Bolloré Africa affiche les mêmes objectifs. « Aujourd’hui, la très grande majorité de nos cadres sont Africains. Ils bénéficient de formations tout au long de leurs carrières, notamment au management. A ce titre, tous nos présidents de conseils d’administration sur le continent sont Africains, comme c’est le cas à Camrail (Cameroun), à Sitarail (Côte d’Ivoire / Burkina Faso), mais aussi au Togo, en RDC, au Ghana, au Nigéria, au Kenya… ».

 

Chez Orange aussi, on investit dans la formation sur le continent.

 

« En Afrique, on a l’enjeu de développement des compétences.

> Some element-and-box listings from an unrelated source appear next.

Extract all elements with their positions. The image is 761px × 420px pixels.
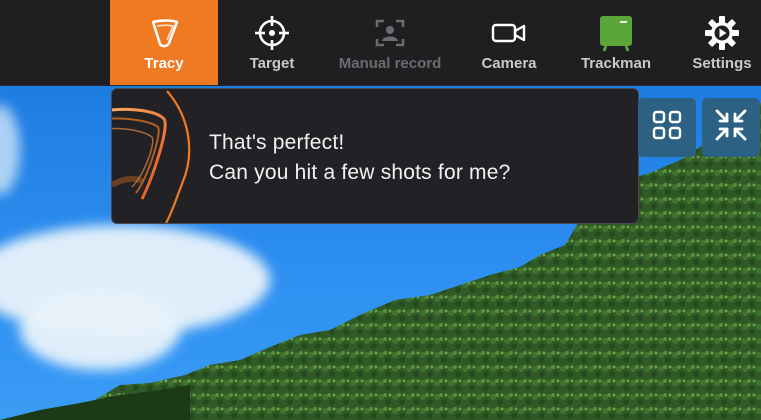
tracy-avatar-icon xyxy=(112,90,191,223)
nav-trackman[interactable]: Trackman xyxy=(570,0,662,85)
nav-camera[interactable]: Camera xyxy=(466,0,552,85)
message-line-2: Can you hit a few shots for me? xyxy=(209,161,511,184)
nav-target-label: Target xyxy=(249,55,295,72)
nav-tracy-label: Tracy xyxy=(144,55,184,72)
nav-tracy[interactable]: Tracy xyxy=(110,0,218,85)
tracy-logo-icon xyxy=(145,14,183,52)
nav-target[interactable]: Target xyxy=(228,0,316,85)
grid-view-button[interactable] xyxy=(638,98,696,157)
nav-settings-label: Settings xyxy=(692,55,752,72)
gear-icon xyxy=(703,14,741,52)
tracy-message-bubble: That's perfect! Can you hit a few shots … xyxy=(111,88,639,224)
tracy-message-text: That's perfect! Can you hit a few shots … xyxy=(209,128,511,188)
collapse-button[interactable] xyxy=(702,98,760,157)
crosshair-icon xyxy=(253,14,291,52)
nav-manual-record[interactable]: Manual record xyxy=(330,0,450,85)
nav-trackman-label: Trackman xyxy=(580,55,652,72)
person-frame-icon xyxy=(371,14,409,52)
nav-manual-record-label: Manual record xyxy=(338,55,442,72)
nav-settings[interactable]: Settings xyxy=(684,0,760,85)
trackman-device-icon xyxy=(597,14,635,52)
grid-view-icon xyxy=(652,110,682,145)
message-line-1: That's perfect! xyxy=(209,131,345,154)
top-nav-bar: Tracy Target Manual record Camera Trackm… xyxy=(0,0,761,86)
nav-camera-label: Camera xyxy=(481,55,537,72)
collapse-arrows-icon xyxy=(714,108,748,147)
video-camera-icon xyxy=(490,14,528,52)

La formation managériale s’effectue sur le site international Orange Campus, situé au cœur de la technopole de Dakar  », atteste François Jacob, Responsable développement des compétences international chez Orange.

 

Le continent transforme son économie en s’orientant vers des activités plus productives, qui requièrent davantage d’emplois qualifiés. En Tunisie, des activités industrielles à forte valeur ajoutée ont été développées, via des technopoles. Ces pôles de compétences combinent formation, innovation, transfert de technologie et production dans toutes les filières : mécanique et électronique, textile et habillement, biotechnologies, agroalimentaire, TIC, chimie verte… Au Gabon, c’est sur la filière bois que se concentrent les efforts pour créer de la valeur ajoutée. « Pour créer de l’emploi au Gabon et accroître les richesses du pays, l’exportation de bois brut a été interdite par les autorités. Depuis l’entrée en vigueur de cette mesure, en 2010, les opérateurs étrangers ont investi dans des usines de transformation des grumes. Et des entreprises se sont spécialisées dans le déroulage de contreplaqué et le placage », expliquait, en marge d’un forum, Fidèle Mengue Me Engouang, ex ministre gabonais des Petites et moyennes entreprises, de l'artisanat et du commerce.

 

Un exemple parmi tant d’autres des transformations qui opèrent sur le continent, avec la montée en puissance de l’industrie de pointe, la création de pôles technologiques et le développement de la recherche, qui font de l’innovation le moteur de la croissance économique et du développement de l’Afrique.